Architecture¶
TongGraph separates the Python API, Rust graph core, local storage, compacted compute segments, and probabilistic inference metadata.
flowchart LR
Python["Python package<br/>tonggraph"] --> PyO3["PyO3 boundary<br/>src/py_api"]
PyO3 --> Core["GraphCore<br/>src/core"]
Core --> Adj["CSR/CSC segment<br/>+ mutable delta overlay"]
Core --> Store["SQLite store<br/>src/sqlite.rs"]
Core --> Inference["Variables, factors,<br/>evidence, traces"]
Core --> Retrieval["Full-text + exact<br/>vector retrieval"]

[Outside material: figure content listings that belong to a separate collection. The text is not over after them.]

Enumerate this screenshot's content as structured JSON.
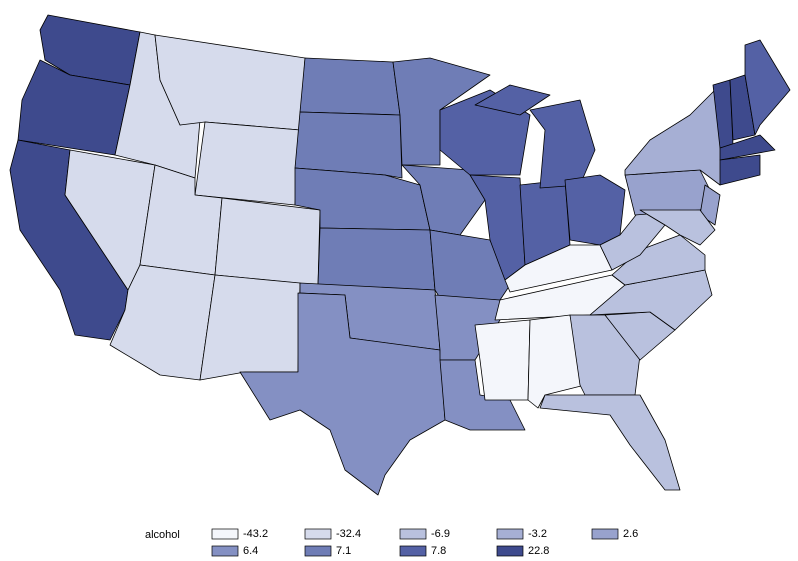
{
  "legend": {
    "title": "alcohol",
    "items": [
      {
        "value": -43.2,
        "color": "#f4f6fb"
      },
      {
        "value": -32.4,
        "color": "#d6dbec"
      },
      {
        "value": -6.9,
        "color": "#b9c1de"
      },
      {
        "value": -3.2,
        "color": "#a6afd4"
      },
      {
        "value": 2.6,
        "color": "#98a2cd"
      },
      {
        "value": 6.4,
        "color": "#8490c3"
      },
      {
        "value": 7.1,
        "color": "#6f7db6"
      },
      {
        "value": 7.8,
        "color": "#5461a5"
      },
      {
        "value": 22.8,
        "color": "#3e4a8d"
      }
    ]
  }
}
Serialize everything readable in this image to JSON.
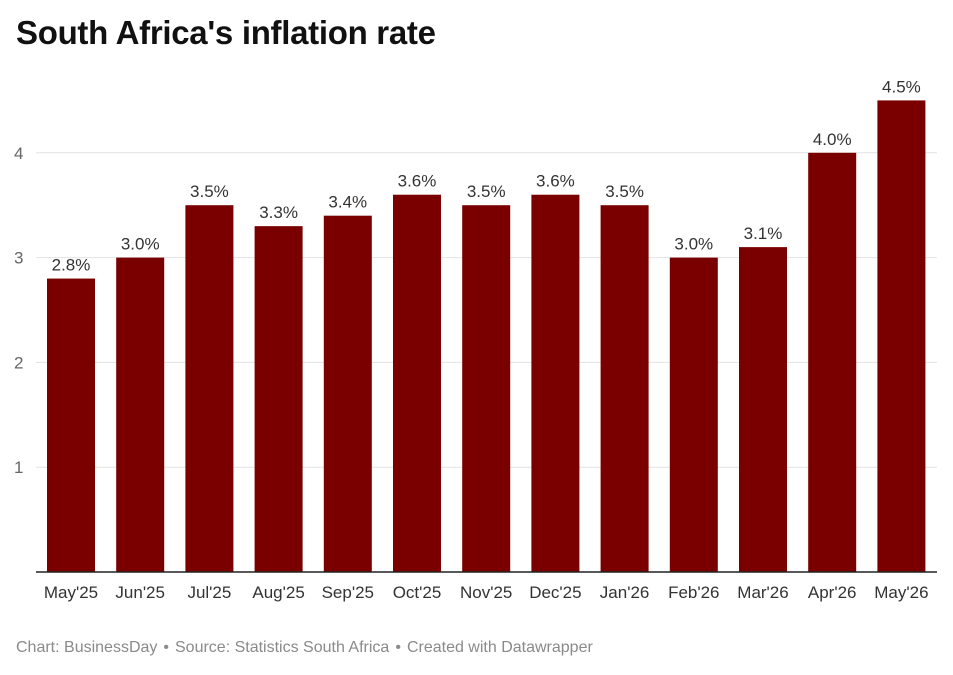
{
  "title": "South Africa's inflation rate",
  "footer": {
    "chart_credit": "Chart: BusinessDay",
    "separator": "•",
    "source": "Source: Statistics South Africa",
    "tool": "Created with Datawrapper"
  },
  "colors": {
    "bar": "#7a0000",
    "grid": "#e2e2e2",
    "axis": "#222222"
  },
  "chart_data": {
    "type": "bar",
    "categories": [
      "May'25",
      "Jun'25",
      "Jul'25",
      "Aug'25",
      "Sep'25",
      "Oct'25",
      "Nov'25",
      "Dec'25",
      "Jan'26",
      "Feb'26",
      "Mar'26",
      "Apr'26",
      "May'26"
    ],
    "values": [
      2.8,
      3.0,
      3.5,
      3.3,
      3.4,
      3.6,
      3.5,
      3.6,
      3.5,
      3.0,
      3.1,
      4.0,
      4.5
    ],
    "value_labels": [
      "2.8%",
      "3.0%",
      "3.5%",
      "3.3%",
      "3.4%",
      "3.6%",
      "3.5%",
      "3.6%",
      "3.5%",
      "3.0%",
      "3.1%",
      "4.0%",
      "4.5%"
    ],
    "yticks": [
      1,
      2,
      3,
      4
    ],
    "ylim": [
      0,
      4.5
    ],
    "grid": true,
    "legend": "none"
  }
}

Store --> Sidecar[".segments/ sidecar files"]
Runtime Layers¶
| Layer | Responsibility | Python-facing reference |
|---|---|---|
python/tonggraph |
Imports the compiled extension and exposes public classes. | Graph |
src/py_api |
Converts Python values to Rust models and Rust results back to Python. | Graph.add_node |
src/core |
Owns graph records, indexes, traversal, algorithms, segments, and inference. | Graph.bfs |
src/sqlite.rs |
Persists records, property catalogs, operation logs, posteriors, and segment manifests. | Graph.open |
Data Flow¶
- Python calls a method such as
Graph.add_edge(...). - PyO3 parses Python scalars and dictionaries into internal Rust records.

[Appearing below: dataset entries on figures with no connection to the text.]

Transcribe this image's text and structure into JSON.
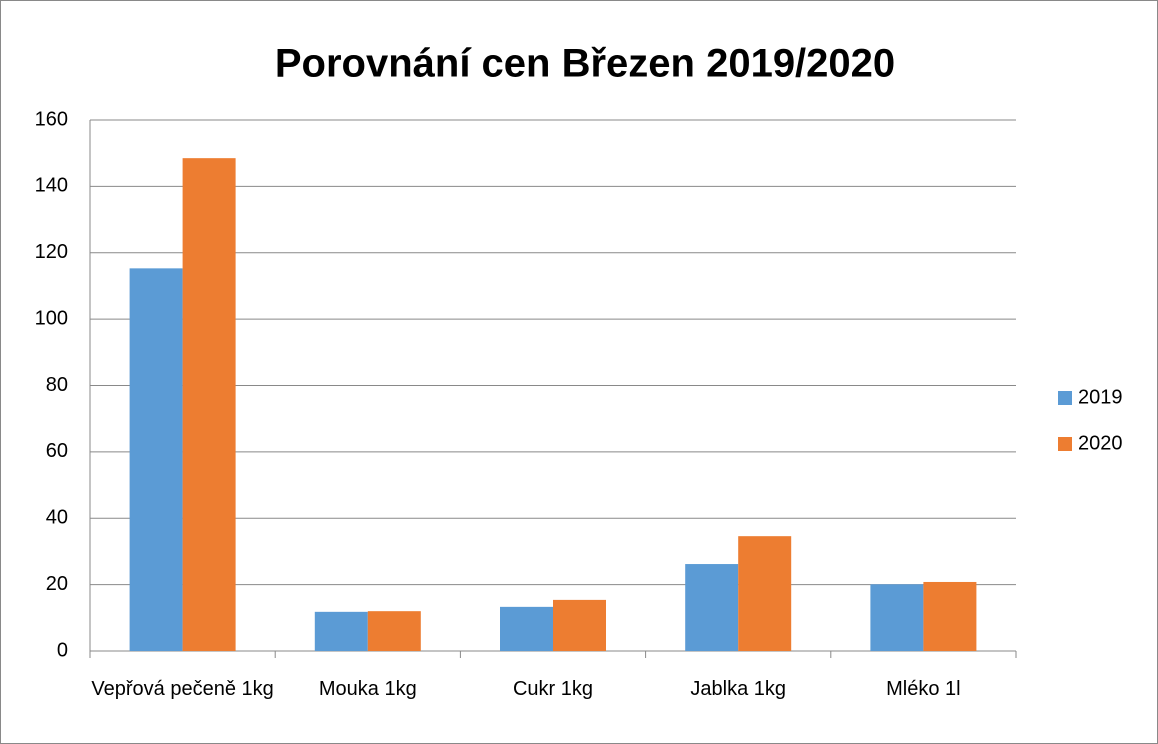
{
  "chart_data": {
    "type": "bar",
    "title": "Porovnání cen Březen 2019/2020",
    "categories": [
      "Vepřová pečeně 1kg",
      "Mouka 1kg",
      "Cukr 1kg",
      "Jablka 1kg",
      "Mléko 1l"
    ],
    "series": [
      {
        "name": "2019",
        "color": "#5b9bd5",
        "values": [
          115.3,
          11.8,
          13.3,
          26.2,
          20.1
        ]
      },
      {
        "name": "2020",
        "color": "#ed7d31",
        "values": [
          148.5,
          12.0,
          15.4,
          34.6,
          20.8
        ]
      }
    ],
    "ylim": [
      0,
      160
    ],
    "yticks": [
      0,
      20,
      40,
      60,
      80,
      100,
      120,
      140,
      160
    ],
    "grid": true,
    "legend": "right"
  }
}
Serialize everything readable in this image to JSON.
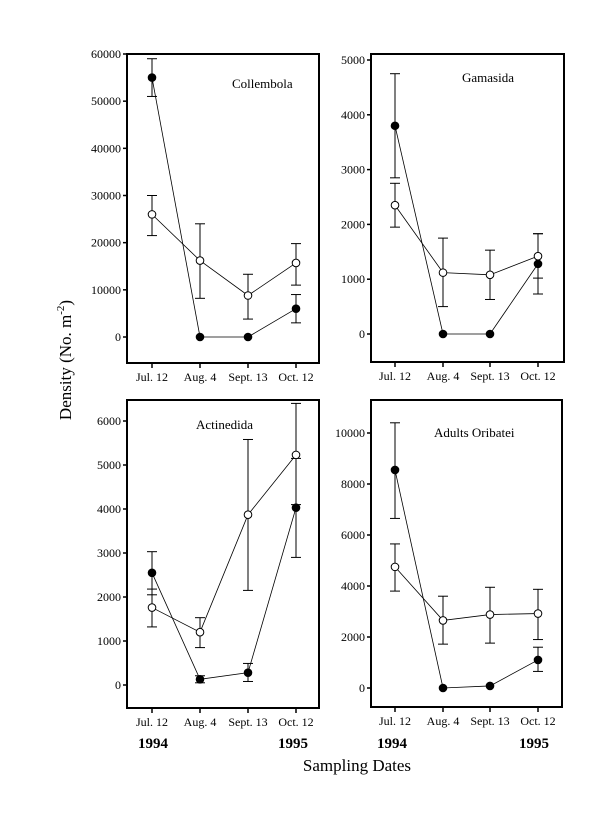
{
  "figure": {
    "ylabel": "Density (No. m",
    "ylabel_sup": "-2",
    "ylabel_close": ")",
    "xlabel": "Sampling Dates",
    "year_start": "1994",
    "year_end": "1995"
  },
  "chart_data": [
    {
      "type": "line",
      "title": "Collembola",
      "categories": [
        "Jul. 12",
        "Aug. 4",
        "Sept. 13",
        "Oct. 12"
      ],
      "ylim": [
        -5000,
        60000
      ],
      "yticks": [
        0,
        10000,
        20000,
        30000,
        40000,
        50000,
        60000
      ],
      "series": [
        {
          "name": "filled",
          "marker": "filled-circle",
          "values": [
            55000,
            0,
            0,
            6000
          ],
          "err_low": [
            51000,
            null,
            null,
            3000
          ],
          "err_high": [
            59000,
            null,
            null,
            9000
          ]
        },
        {
          "name": "open",
          "marker": "open-circle",
          "values": [
            26000,
            16200,
            8800,
            15700
          ],
          "err_low": [
            21500,
            8200,
            3800,
            11000
          ],
          "err_high": [
            30000,
            24000,
            13300,
            19800
          ]
        }
      ]
    },
    {
      "type": "line",
      "title": "Gamasida",
      "categories": [
        "Jul. 12",
        "Aug. 4",
        "Sept. 13",
        "Oct. 12"
      ],
      "ylim": [
        -500,
        5100
      ],
      "yticks": [
        0,
        1000,
        2000,
        3000,
        4000,
        5000
      ],
      "series": [
        {
          "name": "filled",
          "marker": "filled-circle",
          "values": [
            3800,
            0,
            0,
            1280
          ],
          "err_low": [
            2850,
            null,
            null,
            730
          ],
          "err_high": [
            4750,
            null,
            null,
            1830
          ]
        },
        {
          "name": "open",
          "marker": "open-circle",
          "values": [
            2350,
            1120,
            1080,
            1420
          ],
          "err_low": [
            1950,
            500,
            630,
            1020
          ],
          "err_high": [
            2750,
            1750,
            1530,
            1830
          ]
        }
      ]
    },
    {
      "type": "line",
      "title": "Actinedida",
      "categories": [
        "Jul. 12",
        "Aug. 4",
        "Sept. 13",
        "Oct. 12"
      ],
      "ylim": [
        -500,
        6500
      ],
      "yticks": [
        0,
        1000,
        2000,
        3000,
        4000,
        5000,
        6000
      ],
      "series": [
        {
          "name": "filled",
          "marker": "filled-circle",
          "values": [
            2550,
            130,
            280,
            4030
          ],
          "err_low": [
            2050,
            50,
            80,
            2900
          ],
          "err_high": [
            3030,
            210,
            490,
            5150
          ]
        },
        {
          "name": "open",
          "marker": "open-circle",
          "values": [
            1760,
            1200,
            3870,
            5230
          ],
          "err_low": [
            1320,
            850,
            2150,
            4100
          ],
          "err_high": [
            2180,
            1530,
            5580,
            6400
          ]
        }
      ]
    },
    {
      "type": "line",
      "title": "Adults Oribatei",
      "categories": [
        "Jul. 12",
        "Aug. 4",
        "Sept. 13",
        "Oct. 12"
      ],
      "ylim": [
        -700,
        11200
      ],
      "yticks": [
        0,
        2000,
        4000,
        6000,
        8000,
        10000
      ],
      "series": [
        {
          "name": "filled",
          "marker": "filled-circle",
          "values": [
            8550,
            0,
            80,
            1100
          ],
          "err_low": [
            6650,
            null,
            null,
            650
          ],
          "err_high": [
            10400,
            null,
            null,
            1600
          ]
        },
        {
          "name": "open",
          "marker": "open-circle",
          "values": [
            4750,
            2650,
            2880,
            2920
          ],
          "err_low": [
            3800,
            1720,
            1760,
            1900
          ],
          "err_high": [
            5650,
            3600,
            3950,
            3870
          ]
        }
      ]
    }
  ]
}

GraphCorevalidates IDs, edge types, labels, and property values.- If a SQLite store is attached, the record is written to local tables and an operation log entry is appended.

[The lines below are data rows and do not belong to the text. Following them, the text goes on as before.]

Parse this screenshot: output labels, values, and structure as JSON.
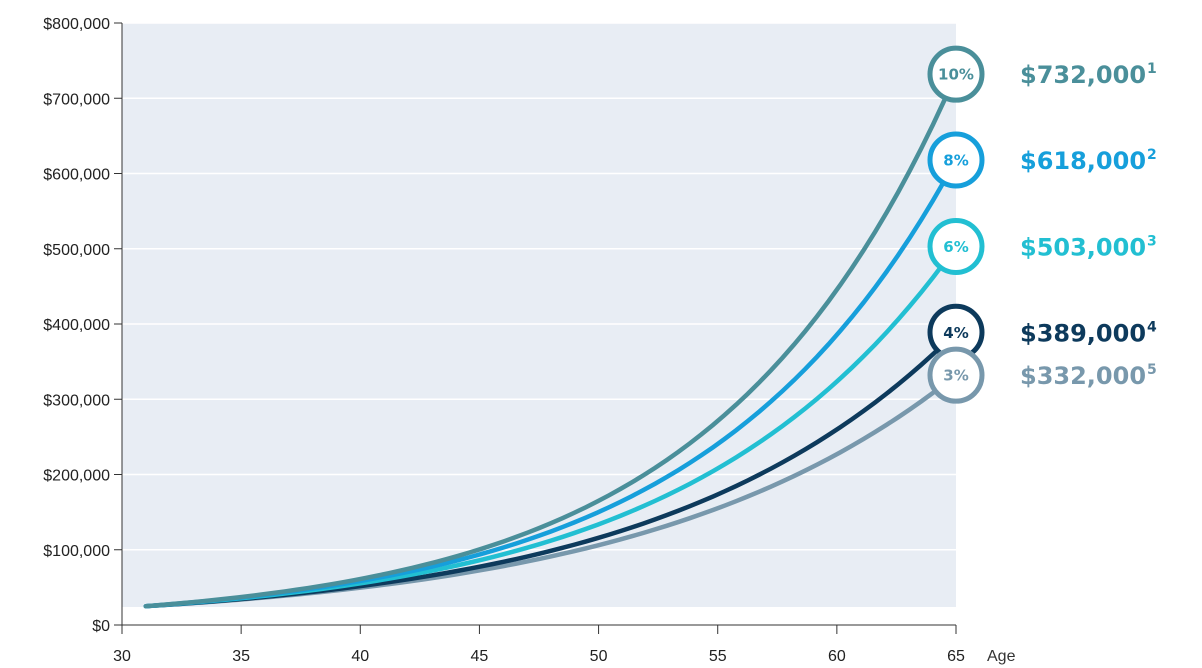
{
  "chart_data": {
    "type": "line",
    "xlabel": "Age",
    "ylabel": "",
    "title": "",
    "xlim": [
      30,
      65
    ],
    "ylim": [
      0,
      800000
    ],
    "x_ticks": [
      30,
      35,
      40,
      45,
      50,
      55,
      60,
      65
    ],
    "x_tick_labels": [
      "30",
      "35",
      "40",
      "45",
      "50",
      "55",
      "60",
      "65"
    ],
    "y_ticks": [
      0,
      100000,
      200000,
      300000,
      400000,
      500000,
      600000,
      700000,
      800000
    ],
    "y_tick_labels": [
      "$0",
      "$100,000",
      "$200,000",
      "$300,000",
      "$400,000",
      "$500,000",
      "$600,000",
      "$700,000",
      "$800,000"
    ],
    "grid": true,
    "background_color": "#e8edf4",
    "start": {
      "x": 31,
      "y": 25000
    },
    "end_x": 65,
    "series": [
      {
        "name": "10%",
        "rate": 0.1,
        "end_value": 732000,
        "end_label": "$732,000",
        "footnote": "1",
        "color": "#4a8f9a"
      },
      {
        "name": "8%",
        "rate": 0.08,
        "end_value": 618000,
        "end_label": "$618,000",
        "footnote": "2",
        "color": "#169fdb"
      },
      {
        "name": "6%",
        "rate": 0.06,
        "end_value": 503000,
        "end_label": "$503,000",
        "footnote": "3",
        "color": "#22bfd2"
      },
      {
        "name": "4%",
        "rate": 0.04,
        "end_value": 389000,
        "end_label": "$389,000",
        "footnote": "4",
        "color": "#0d3a5c"
      },
      {
        "name": "3%",
        "rate": 0.03,
        "end_value": 332000,
        "end_label": "$332,000",
        "footnote": "5",
        "color": "#7898ac"
      }
    ]
  }
}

- The in-memory indexes and mutable adjacency overlay are updated.
- Traversal and algorithm calls read from both compacted segments and the delta overlay.
Compute-Native Storage¶
TongGraph stores graph objects as records, but traversal uses edge IDs in outgoing and incoming adjacency structures. Compaction rebuilds immutable segments from current edges and clears the mutable delta overlay.
Why this split matters
The local database gives restartable metadata and property lookup. The adjacency segment gives fast graph traversal without projecting data into a second compute representation at query time.
Snapshot Semantics¶
Graph.snapshot returns a copy of current
state without a persistence handle. The snapshot supports read and compute
methods such as neighbors, bfs, shortest_path, and compute_batch, but it
does not mutate the original graph.
Design Boundaries¶
- Properties are stored as scalar values:
bool,int,float, orstr. Embeddings use a separate named vector-index model rather than properties. - Direction filters are parsed at the core boundary and support outgoing, incoming, or both-direction traversal.
- Probabilistic variables are not inferred from properties; they are created
explicitly with
add_variable. - SQLite is the default implemented backend. LMDB, RocksDB, and custom segment backends are roadmap items rather than current public APIs.